Bring That Shine Back

There are a lot of factors conspiring against keeping the magic in magic items for anyone that has been playing RPG games for many years. What can a GM do to help put the magic back into magic items?

Kobold Quarterly just released the first in a short series on removing the game mechanic “plus” value from the item by substituting in a name for that level of bonus. The first article talks about weapons and armor and suggests a bastion shield would note a +2 shield bonus and +1 bludgeoning weapon would be a “thumping” mace. You can of course change these designations, but the article is certainly a launching pad for coming up with your own naming conventions to step away from simply listing a numerical modifier.
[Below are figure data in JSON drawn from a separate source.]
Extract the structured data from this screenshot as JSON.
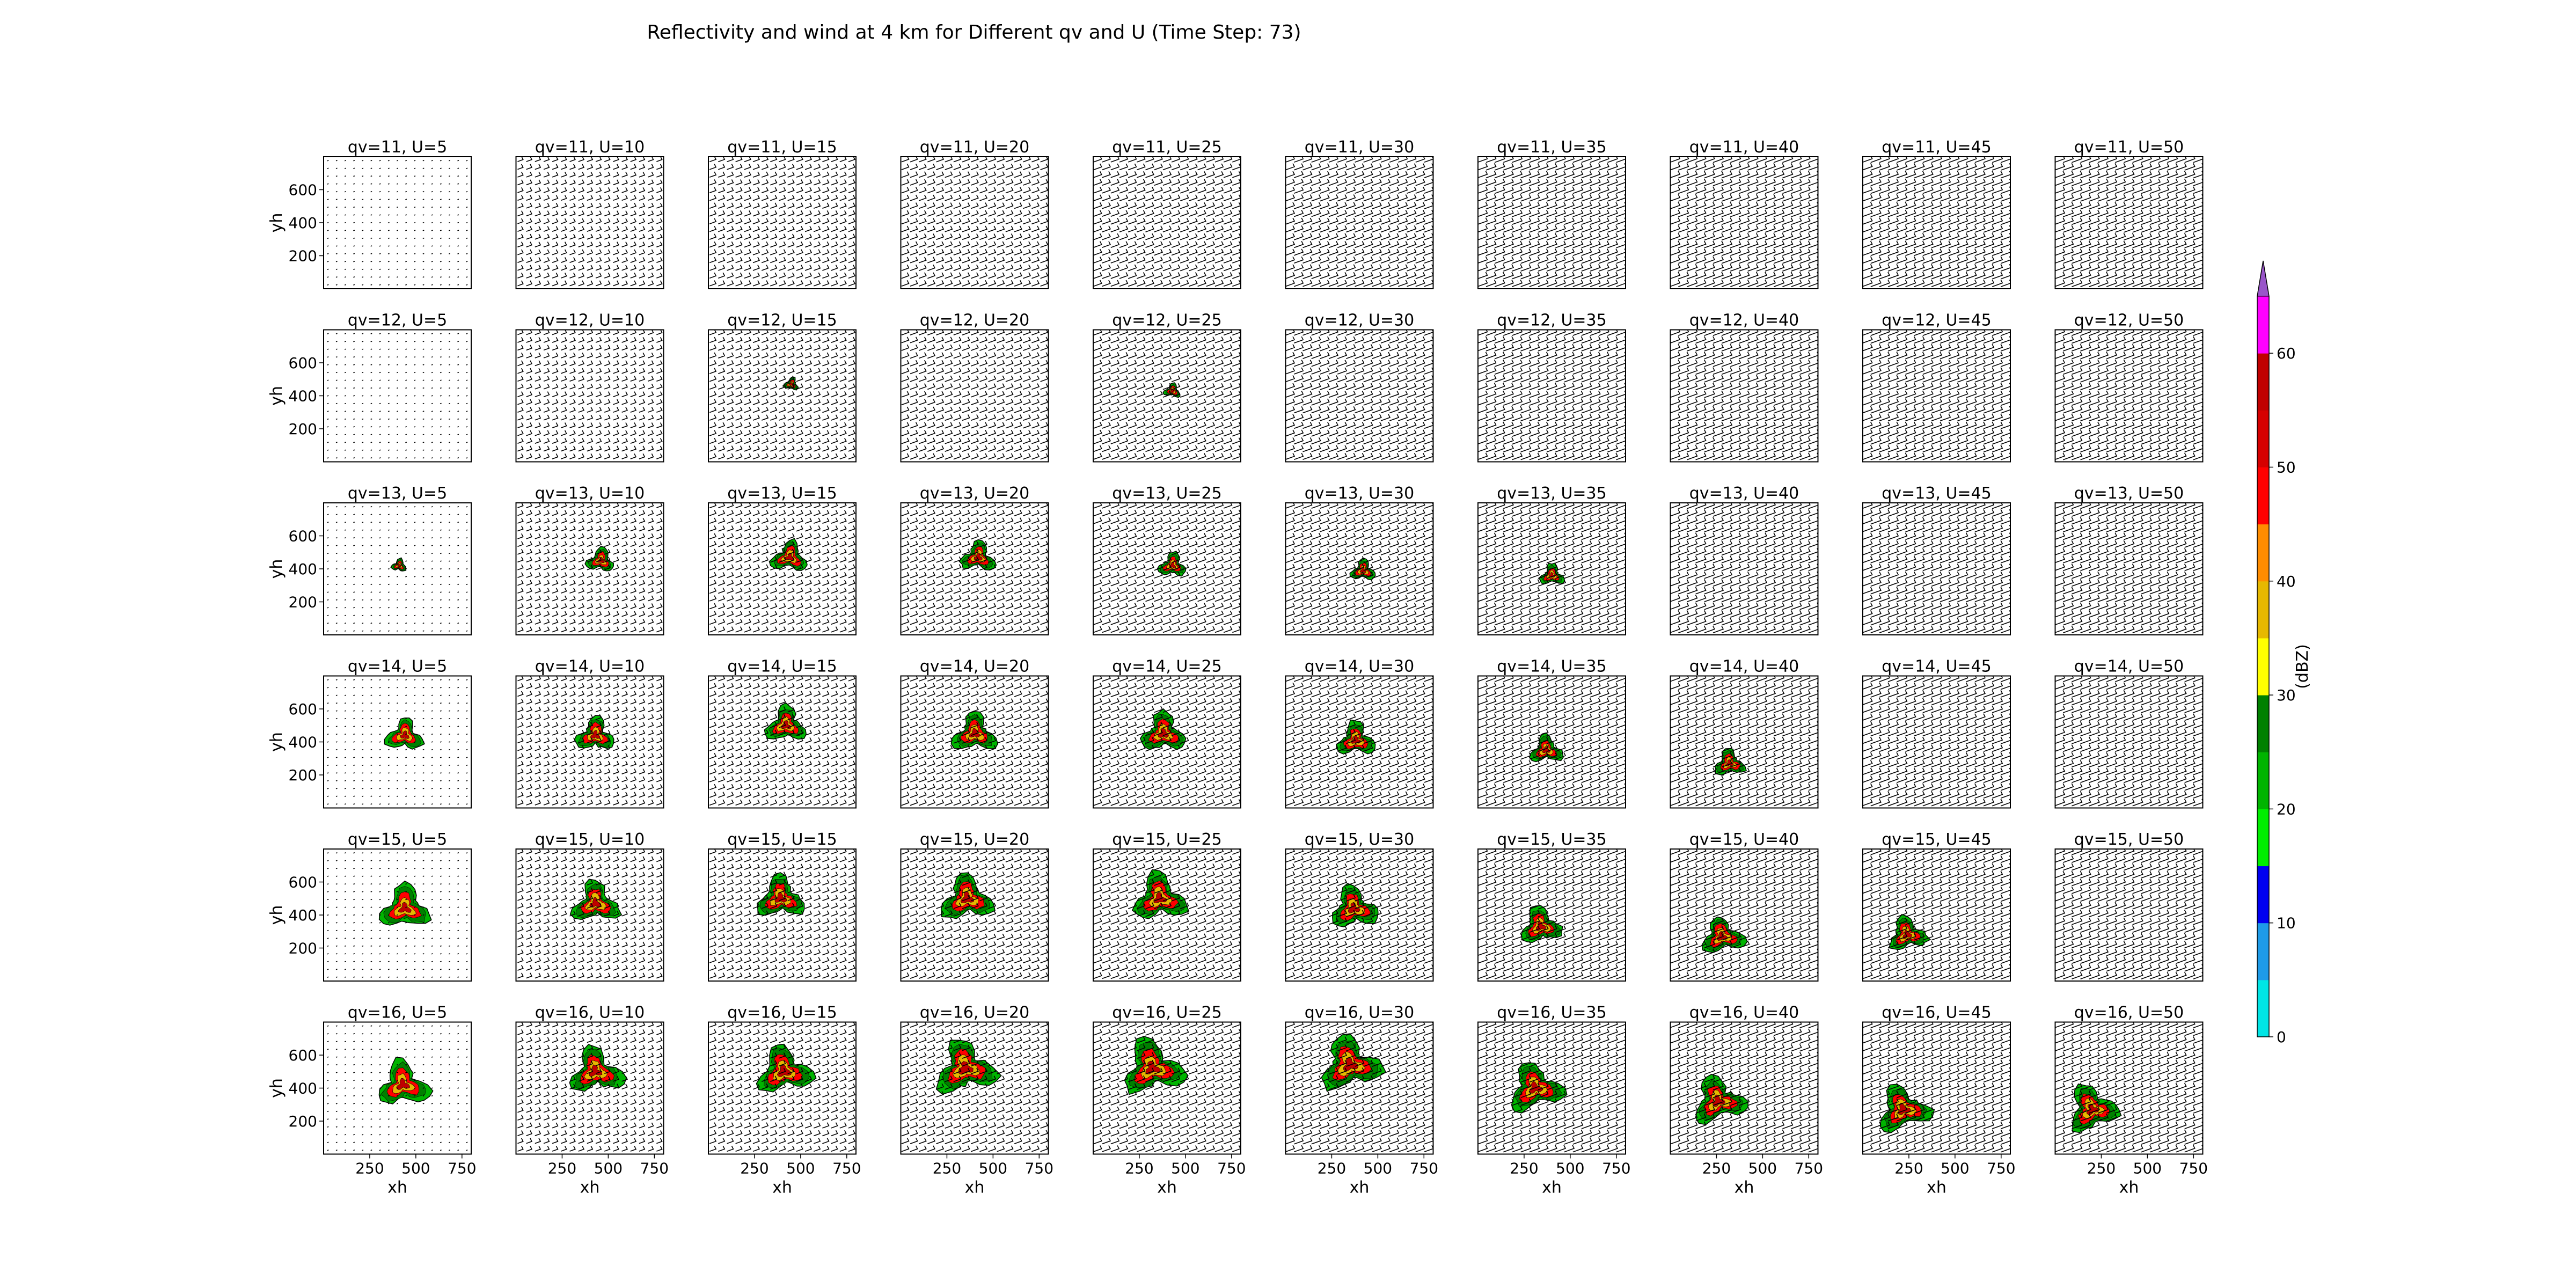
{
  "title": "Reflectivity and wind at 4 km for Different qv and U (Time Step: 73)",
  "chart_data": {
    "type": "heatmap",
    "description_kind": "grid of reflectivity fill-contours with wind barbs",
    "rows_qv": [
      11,
      12,
      13,
      14,
      15,
      16
    ],
    "cols_U": [
      5,
      10,
      15,
      20,
      25,
      30,
      35,
      40,
      45,
      50
    ],
    "panel_title_format": "qv={qv}, U={U}",
    "xlabel": "xh",
    "ylabel": "yh",
    "xticks": [
      250,
      500,
      750
    ],
    "yticks": [
      200,
      400,
      600
    ],
    "xlim": [
      0,
      800
    ],
    "ylim": [
      0,
      800
    ],
    "colorbar": {
      "label": "(dBZ)",
      "levels": [
        0,
        5,
        10,
        15,
        20,
        25,
        30,
        35,
        40,
        45,
        50,
        55,
        60,
        65
      ],
      "ticks": [
        0,
        10,
        20,
        30,
        40,
        50,
        60
      ],
      "extend": "max",
      "colors": [
        "#00e5e5",
        "#1e9be8",
        "#0000f0",
        "#00ee00",
        "#00b400",
        "#008000",
        "#ffff00",
        "#e6b800",
        "#ff8c00",
        "#ff0000",
        "#d60000",
        "#c00000",
        "#ff00ff",
        "#9955c9"
      ]
    },
    "storms": [
      {
        "qv": 12,
        "U": 15,
        "x": 450,
        "y": 470,
        "r": 45
      },
      {
        "qv": 12,
        "U": 25,
        "x": 430,
        "y": 430,
        "r": 50
      },
      {
        "qv": 13,
        "U": 5,
        "x": 410,
        "y": 420,
        "r": 45
      },
      {
        "qv": 13,
        "U": 10,
        "x": 460,
        "y": 450,
        "r": 85
      },
      {
        "qv": 13,
        "U": 15,
        "x": 440,
        "y": 470,
        "r": 110
      },
      {
        "qv": 13,
        "U": 20,
        "x": 420,
        "y": 470,
        "r": 105
      },
      {
        "qv": 13,
        "U": 25,
        "x": 430,
        "y": 420,
        "r": 85
      },
      {
        "qv": 13,
        "U": 30,
        "x": 420,
        "y": 390,
        "r": 75
      },
      {
        "qv": 13,
        "U": 35,
        "x": 400,
        "y": 360,
        "r": 75
      },
      {
        "qv": 14,
        "U": 5,
        "x": 440,
        "y": 440,
        "r": 115
      },
      {
        "qv": 14,
        "U": 10,
        "x": 430,
        "y": 440,
        "r": 120
      },
      {
        "qv": 14,
        "U": 15,
        "x": 420,
        "y": 500,
        "r": 125
      },
      {
        "qv": 14,
        "U": 20,
        "x": 400,
        "y": 450,
        "r": 135
      },
      {
        "qv": 14,
        "U": 25,
        "x": 380,
        "y": 450,
        "r": 140
      },
      {
        "qv": 14,
        "U": 30,
        "x": 380,
        "y": 410,
        "r": 120
      },
      {
        "qv": 14,
        "U": 35,
        "x": 370,
        "y": 350,
        "r": 100
      },
      {
        "qv": 14,
        "U": 40,
        "x": 320,
        "y": 270,
        "r": 95
      },
      {
        "qv": 15,
        "U": 5,
        "x": 440,
        "y": 440,
        "r": 155
      },
      {
        "qv": 15,
        "U": 10,
        "x": 430,
        "y": 470,
        "r": 145
      },
      {
        "qv": 15,
        "U": 15,
        "x": 390,
        "y": 500,
        "r": 150
      },
      {
        "qv": 15,
        "U": 20,
        "x": 360,
        "y": 500,
        "r": 165
      },
      {
        "qv": 15,
        "U": 25,
        "x": 360,
        "y": 500,
        "r": 165
      },
      {
        "qv": 15,
        "U": 30,
        "x": 370,
        "y": 440,
        "r": 150
      },
      {
        "qv": 15,
        "U": 35,
        "x": 340,
        "y": 330,
        "r": 130
      },
      {
        "qv": 15,
        "U": 40,
        "x": 280,
        "y": 270,
        "r": 130
      },
      {
        "qv": 15,
        "U": 45,
        "x": 240,
        "y": 280,
        "r": 120
      },
      {
        "qv": 16,
        "U": 5,
        "x": 430,
        "y": 420,
        "r": 160
      },
      {
        "qv": 16,
        "U": 10,
        "x": 430,
        "y": 500,
        "r": 165
      },
      {
        "qv": 16,
        "U": 15,
        "x": 410,
        "y": 500,
        "r": 170
      },
      {
        "qv": 16,
        "U": 20,
        "x": 350,
        "y": 520,
        "r": 190
      },
      {
        "qv": 16,
        "U": 25,
        "x": 320,
        "y": 520,
        "r": 190
      },
      {
        "qv": 16,
        "U": 30,
        "x": 350,
        "y": 540,
        "r": 190
      },
      {
        "qv": 16,
        "U": 35,
        "x": 310,
        "y": 400,
        "r": 170
      },
      {
        "qv": 16,
        "U": 40,
        "x": 260,
        "y": 320,
        "r": 160
      },
      {
        "qv": 16,
        "U": 45,
        "x": 220,
        "y": 270,
        "r": 160
      },
      {
        "qv": 16,
        "U": 50,
        "x": 200,
        "y": 270,
        "r": 160
      }
    ]
  }
}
Another thing a GM can do is build a little history behind the magic item. Who had this ring or cloak before? How did it end up tucked away in a trunk in the back of this orc’s cave? Perhaps there were some initials sewn into the cloak or engraved into the inner band of the ring.  The player may never fully investigate the history, but he will quite likely remember that the cloak he wears had initial sewn into it when he found it.

Sometimes the manner of getting the magic item into the character’s hands can make a difference. I had a GM give one of my characters, who at the time was a two-weapon ranger type, a finely crafted bow via a minor goddess. This shifted my character’s whole motif with him retraining feats and such to learn to use this bow more effectively.  The character even went as far to turn in a magic sword he had obtained previously to a deity’s temple so he could focus on the bow.

Most games I play in have access to the ever popular “magic shop”. Magic shops can certainly vary under different GMs though. One way to help make magic items a little more special without banning magic shops is to just limit their availability of items a bit. Do not assume that any item a character ones can be found in the magic shop. There should be some scarcity to not quite so common items. Sure, a bag of holding? Good chance the shop has that or can get one pretty quickly. A +5 Holy Avenger? Eh, not so much.

By limiting the magic shop’s supply a little you can help make going to a magic shop feel more like going to Half Price Books hoping to find that legendary Deities and Demigods book with Cthulhu rather than going to WalMart to buy a gallon of milk. The scarcity is not to punish your players, but to let them know sometimes it takes a little work to get just what you are looking for.


Tackling the lost luster of magic items is not an easy task for groups that have lost it. The GM will have to work a little harder with some of the suggestions made above to make magic items fun again. Add in that it is a fine line between keeping the player happy and trying to put the magic back into magic items the task difficulty further increases.

Still work with your players, you do not want to deny them characters they find fun. But maybe that item they desire so badly isn’t available at the corner magic shop just yet. Maybe that noble in town happens to have one that he is offering as a reward for clearing the family crypts of the undead that have infested it.  The extra effort needed to gain magic items just might make it that much more special to the character and put some of the magic back in to magic items again!